In einem am 07. Januar an den noch amtierenden Bundeskanzler Olaf Scholz gerichteten offenen Brief zur Restitution von in der NS-Zeit geraubten Kulturgütern protestierten ca. 100 Jurist:innen, Historiker:innen und Nachfahren ehemaliger Eigentümer:innen unter Berufung auf das Washingtoner Abkommen und die Best Practices von 2024 gegen das Vorhaben der Regierung, vor der Bundestagswahl über die Einrichtung von Schiedsgerichten zu entscheiden.

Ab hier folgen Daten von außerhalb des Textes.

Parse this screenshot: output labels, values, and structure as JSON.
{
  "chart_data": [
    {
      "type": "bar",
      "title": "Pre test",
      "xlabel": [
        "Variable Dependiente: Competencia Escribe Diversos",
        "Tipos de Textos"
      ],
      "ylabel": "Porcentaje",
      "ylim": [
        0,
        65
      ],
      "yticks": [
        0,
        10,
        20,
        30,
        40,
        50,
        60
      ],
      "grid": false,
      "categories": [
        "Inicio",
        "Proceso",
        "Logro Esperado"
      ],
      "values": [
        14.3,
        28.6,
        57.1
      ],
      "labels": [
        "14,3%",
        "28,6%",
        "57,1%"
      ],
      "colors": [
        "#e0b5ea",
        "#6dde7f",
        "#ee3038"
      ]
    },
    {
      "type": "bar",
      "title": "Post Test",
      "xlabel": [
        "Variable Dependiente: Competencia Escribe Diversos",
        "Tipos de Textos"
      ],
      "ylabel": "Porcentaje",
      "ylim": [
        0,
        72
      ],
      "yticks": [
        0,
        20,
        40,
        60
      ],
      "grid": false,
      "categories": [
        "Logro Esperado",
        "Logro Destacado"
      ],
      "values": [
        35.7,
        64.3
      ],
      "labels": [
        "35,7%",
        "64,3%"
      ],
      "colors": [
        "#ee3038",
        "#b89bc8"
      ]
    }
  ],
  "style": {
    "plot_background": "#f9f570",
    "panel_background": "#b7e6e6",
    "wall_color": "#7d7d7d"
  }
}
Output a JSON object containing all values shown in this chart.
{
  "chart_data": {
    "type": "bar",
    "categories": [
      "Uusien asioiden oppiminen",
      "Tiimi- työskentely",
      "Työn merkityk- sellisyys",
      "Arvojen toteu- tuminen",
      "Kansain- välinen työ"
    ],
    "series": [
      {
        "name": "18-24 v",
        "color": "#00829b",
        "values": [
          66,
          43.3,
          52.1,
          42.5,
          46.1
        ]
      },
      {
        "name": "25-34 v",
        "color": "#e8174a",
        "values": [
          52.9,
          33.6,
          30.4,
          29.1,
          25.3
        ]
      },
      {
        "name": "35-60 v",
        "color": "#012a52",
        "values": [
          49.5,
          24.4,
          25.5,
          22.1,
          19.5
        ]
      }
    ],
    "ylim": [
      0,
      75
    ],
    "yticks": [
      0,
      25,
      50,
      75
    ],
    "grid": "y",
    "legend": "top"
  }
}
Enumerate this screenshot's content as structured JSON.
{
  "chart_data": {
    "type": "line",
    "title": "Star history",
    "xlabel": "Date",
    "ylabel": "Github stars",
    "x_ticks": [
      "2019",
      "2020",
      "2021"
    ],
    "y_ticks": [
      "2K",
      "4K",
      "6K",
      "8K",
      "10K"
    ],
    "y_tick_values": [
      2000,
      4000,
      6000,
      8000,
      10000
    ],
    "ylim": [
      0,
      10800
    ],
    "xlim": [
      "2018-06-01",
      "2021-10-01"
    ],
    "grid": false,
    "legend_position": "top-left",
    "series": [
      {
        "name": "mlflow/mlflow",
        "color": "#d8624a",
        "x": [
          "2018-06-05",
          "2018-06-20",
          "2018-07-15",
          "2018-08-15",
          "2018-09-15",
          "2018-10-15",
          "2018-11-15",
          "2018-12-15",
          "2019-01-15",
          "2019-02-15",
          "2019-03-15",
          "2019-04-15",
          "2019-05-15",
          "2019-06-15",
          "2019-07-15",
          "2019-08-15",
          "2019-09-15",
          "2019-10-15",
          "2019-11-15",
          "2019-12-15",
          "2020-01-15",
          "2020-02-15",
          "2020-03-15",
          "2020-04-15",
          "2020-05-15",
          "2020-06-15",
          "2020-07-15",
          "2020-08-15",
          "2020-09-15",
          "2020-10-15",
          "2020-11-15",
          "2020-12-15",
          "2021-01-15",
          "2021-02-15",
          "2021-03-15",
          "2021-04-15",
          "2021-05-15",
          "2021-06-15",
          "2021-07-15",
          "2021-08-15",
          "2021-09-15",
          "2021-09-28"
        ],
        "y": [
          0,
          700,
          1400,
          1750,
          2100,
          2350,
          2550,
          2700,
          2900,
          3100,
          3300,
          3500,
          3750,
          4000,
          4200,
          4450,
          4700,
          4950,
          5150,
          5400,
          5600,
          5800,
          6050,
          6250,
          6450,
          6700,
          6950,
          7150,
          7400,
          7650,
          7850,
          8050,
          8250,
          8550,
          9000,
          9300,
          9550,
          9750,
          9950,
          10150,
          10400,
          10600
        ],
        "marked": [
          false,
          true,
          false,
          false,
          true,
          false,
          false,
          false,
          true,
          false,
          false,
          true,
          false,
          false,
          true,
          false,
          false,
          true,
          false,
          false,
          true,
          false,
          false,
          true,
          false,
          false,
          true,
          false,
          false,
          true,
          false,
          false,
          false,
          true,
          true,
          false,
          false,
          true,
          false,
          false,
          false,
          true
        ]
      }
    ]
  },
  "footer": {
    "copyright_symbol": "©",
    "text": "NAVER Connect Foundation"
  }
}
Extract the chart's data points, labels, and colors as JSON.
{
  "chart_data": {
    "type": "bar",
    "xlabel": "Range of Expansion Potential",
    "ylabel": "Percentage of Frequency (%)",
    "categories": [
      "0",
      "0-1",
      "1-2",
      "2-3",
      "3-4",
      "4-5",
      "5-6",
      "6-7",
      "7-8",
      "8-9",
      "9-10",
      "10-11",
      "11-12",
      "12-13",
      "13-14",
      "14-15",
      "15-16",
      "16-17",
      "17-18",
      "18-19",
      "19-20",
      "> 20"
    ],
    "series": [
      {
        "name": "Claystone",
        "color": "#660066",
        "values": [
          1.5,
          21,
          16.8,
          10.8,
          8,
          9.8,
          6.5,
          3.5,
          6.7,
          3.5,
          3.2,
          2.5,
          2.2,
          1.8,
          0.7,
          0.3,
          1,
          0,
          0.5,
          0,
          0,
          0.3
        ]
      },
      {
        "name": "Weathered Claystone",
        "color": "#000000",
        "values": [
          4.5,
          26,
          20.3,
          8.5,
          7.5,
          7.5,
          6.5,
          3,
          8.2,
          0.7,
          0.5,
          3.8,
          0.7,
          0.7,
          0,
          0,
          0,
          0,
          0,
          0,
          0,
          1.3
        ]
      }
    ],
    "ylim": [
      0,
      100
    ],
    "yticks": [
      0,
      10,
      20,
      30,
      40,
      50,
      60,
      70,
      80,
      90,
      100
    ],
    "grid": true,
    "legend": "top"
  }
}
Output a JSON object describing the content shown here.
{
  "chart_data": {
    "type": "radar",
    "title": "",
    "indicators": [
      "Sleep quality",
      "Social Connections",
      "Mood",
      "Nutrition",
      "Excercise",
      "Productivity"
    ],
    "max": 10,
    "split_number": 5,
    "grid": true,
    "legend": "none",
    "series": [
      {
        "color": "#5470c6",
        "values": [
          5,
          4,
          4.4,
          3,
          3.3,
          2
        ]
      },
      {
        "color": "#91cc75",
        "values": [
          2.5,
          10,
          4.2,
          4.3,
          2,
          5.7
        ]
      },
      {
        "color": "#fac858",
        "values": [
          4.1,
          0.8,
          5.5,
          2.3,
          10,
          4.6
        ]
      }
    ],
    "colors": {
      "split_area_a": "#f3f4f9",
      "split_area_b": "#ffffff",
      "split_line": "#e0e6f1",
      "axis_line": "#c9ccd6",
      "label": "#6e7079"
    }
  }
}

Die Unterzeichner:innen kritisieren, das geplante Schiedsverfahren "verschlechtere die Situation der Opfer eklatant". Sie beklagen, dass "ganze Opfergruppen, wie verfolgte Kunsthändlerinnen und Kunsthändler" durch die Rückgaberegeln ihre aufgrund der NS-Verfolgung "veräußerten Kunstwerke nicht mehr zurückerhalten" könnten. Auch Verfolgte, die Kulturgüter auf der Flucht verkaufen mussten, hätten "künftig nur noch einen sehr eingeschränkten Anspruch auf Restitution". Außerdem beanstanden sie, dass keine öffentliche Debatte stattgefunden habe. Die Schreiber:innen beurteilen die Behauptung, die Schiedsgerichtsbarkeit werde Betroffene von NS-Kunstraub stärken, als nicht wahrheitsgemäß, ebenso dass "sämtliche Länder und Kommunen (...) einer Anrufung (...) zustimmen" würden. Mehr als 10.000 Kommunen hätten sich bislang nicht zur Teilnahme am Verfahren bekannt. Sie rufen die Regierung auf, eine Anhörung von Sachverständigen im parlamentarischen Rechtsausschuss durchzuführen, intensiven Austausch zwischen Politiker:innen, Betroffenen und Forscher:innen zu initiieren und die Weiterarbeit der Beratenden Kommission NS-Raubgut sicherzustellen.